Physics Today Fires Author of Book on 'Soul-Battering System' of the Workplace

By JEFF SHARLET

DISCIPLINE THIS: Jeff Schmidt says his employers at Physics Today disliked his new book, Disciplined Minds: A Critical Look at Salaried Professionals and the Soul-Battering System That Shapes Their Lives (Rowman & Littlefield), so much that they decided to discipline him. In fact, they fired him.

Mr. Schmidt believes the trouble began after his boss, Stephen G. Benka, caught a co-worker reading an item about the book in Hot Type ("Steal This Book," May 26). "She was laughing out loud when my boss came along and asked, 'What's so funny?'" says Mr. Schmidt. Apparently, Mr. Benka was not amused by Mr.
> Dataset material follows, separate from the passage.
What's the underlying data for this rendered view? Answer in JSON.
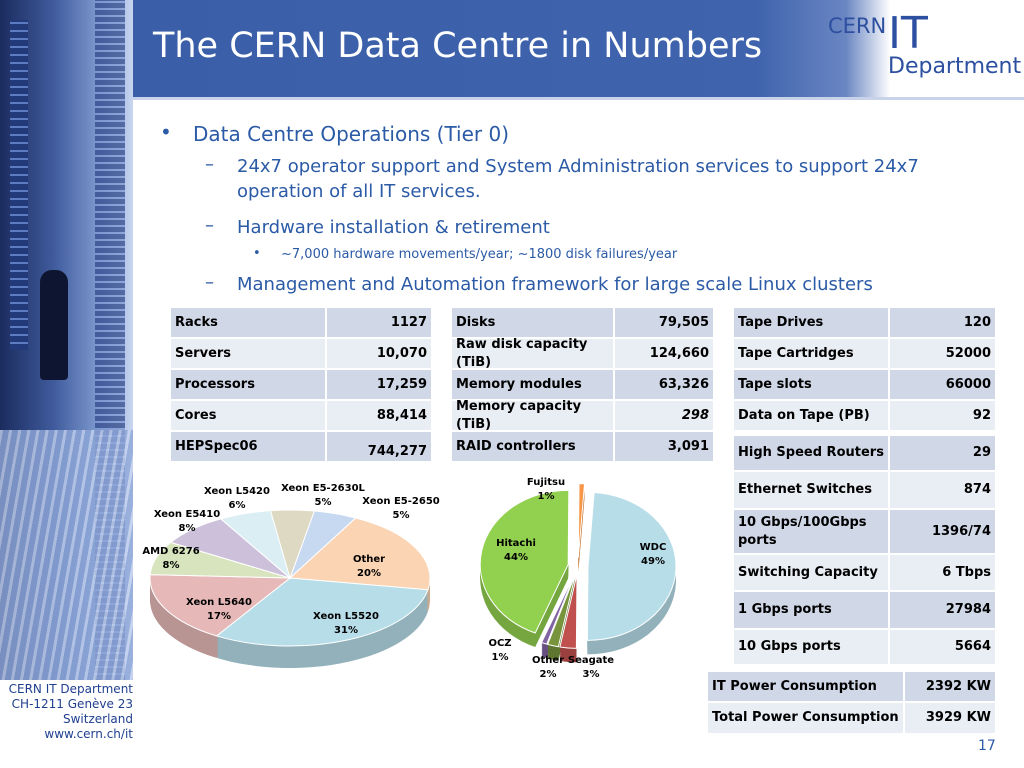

Schmidt's statement, quoted from the book, that he'd written Disciplined Minds partly on time stolen from work.

"He read it right there, but he didn't laugh," says Mr. Schmidt.

The following Wednesday, May 31, Mr. Benka asked him to join the publisher, Randolph A. Nanna, for a trip to the human-resources department. There a human-resources professional told him that he was being "terminated with cause" after 19 years at the magazine, during which Mr. Schmidt says he'd consistently received above-average or satisfactory evaluations. Then he was escorted out of the building without being allowed to return to his office.

Neither Mr. Nanna nor Mr. Benka would comment. Theresa C. Braun, director of human resources for the nonprofit American Institute of Physics, which publishes the magazine, said only that Mr. Schmidt "was not terminated because of the [Chronicle] article, nor because of the general content of the book."

Mr. Schmidt, who earned a Ph.D. in physics from the University of California at Irvine, says they told him that the very existence of the book was evidence that he wasn't "fully engaged" at Physics Today.

In fact, Mr. Schmidt's book argues that it is impossible to be "fully engaged" in a hierarchical institution, an argument that would hardly strike most people as new or shocking. The strength of the book, according to its supporters, lies in its humor and its detailed examination of the particularities of professional life.

"A witty, incisive, original analysis of the politics of professionalism," wrote Michael Berube, an English professor at the University of Illinois at Urbana-Champaign, in a jacket blurb. "Finally, a book that tells it like it is," wrote Stanley Aronowitz, a sociologist at the City University of New York.

Or now, for Mr. Schmidt, how it was.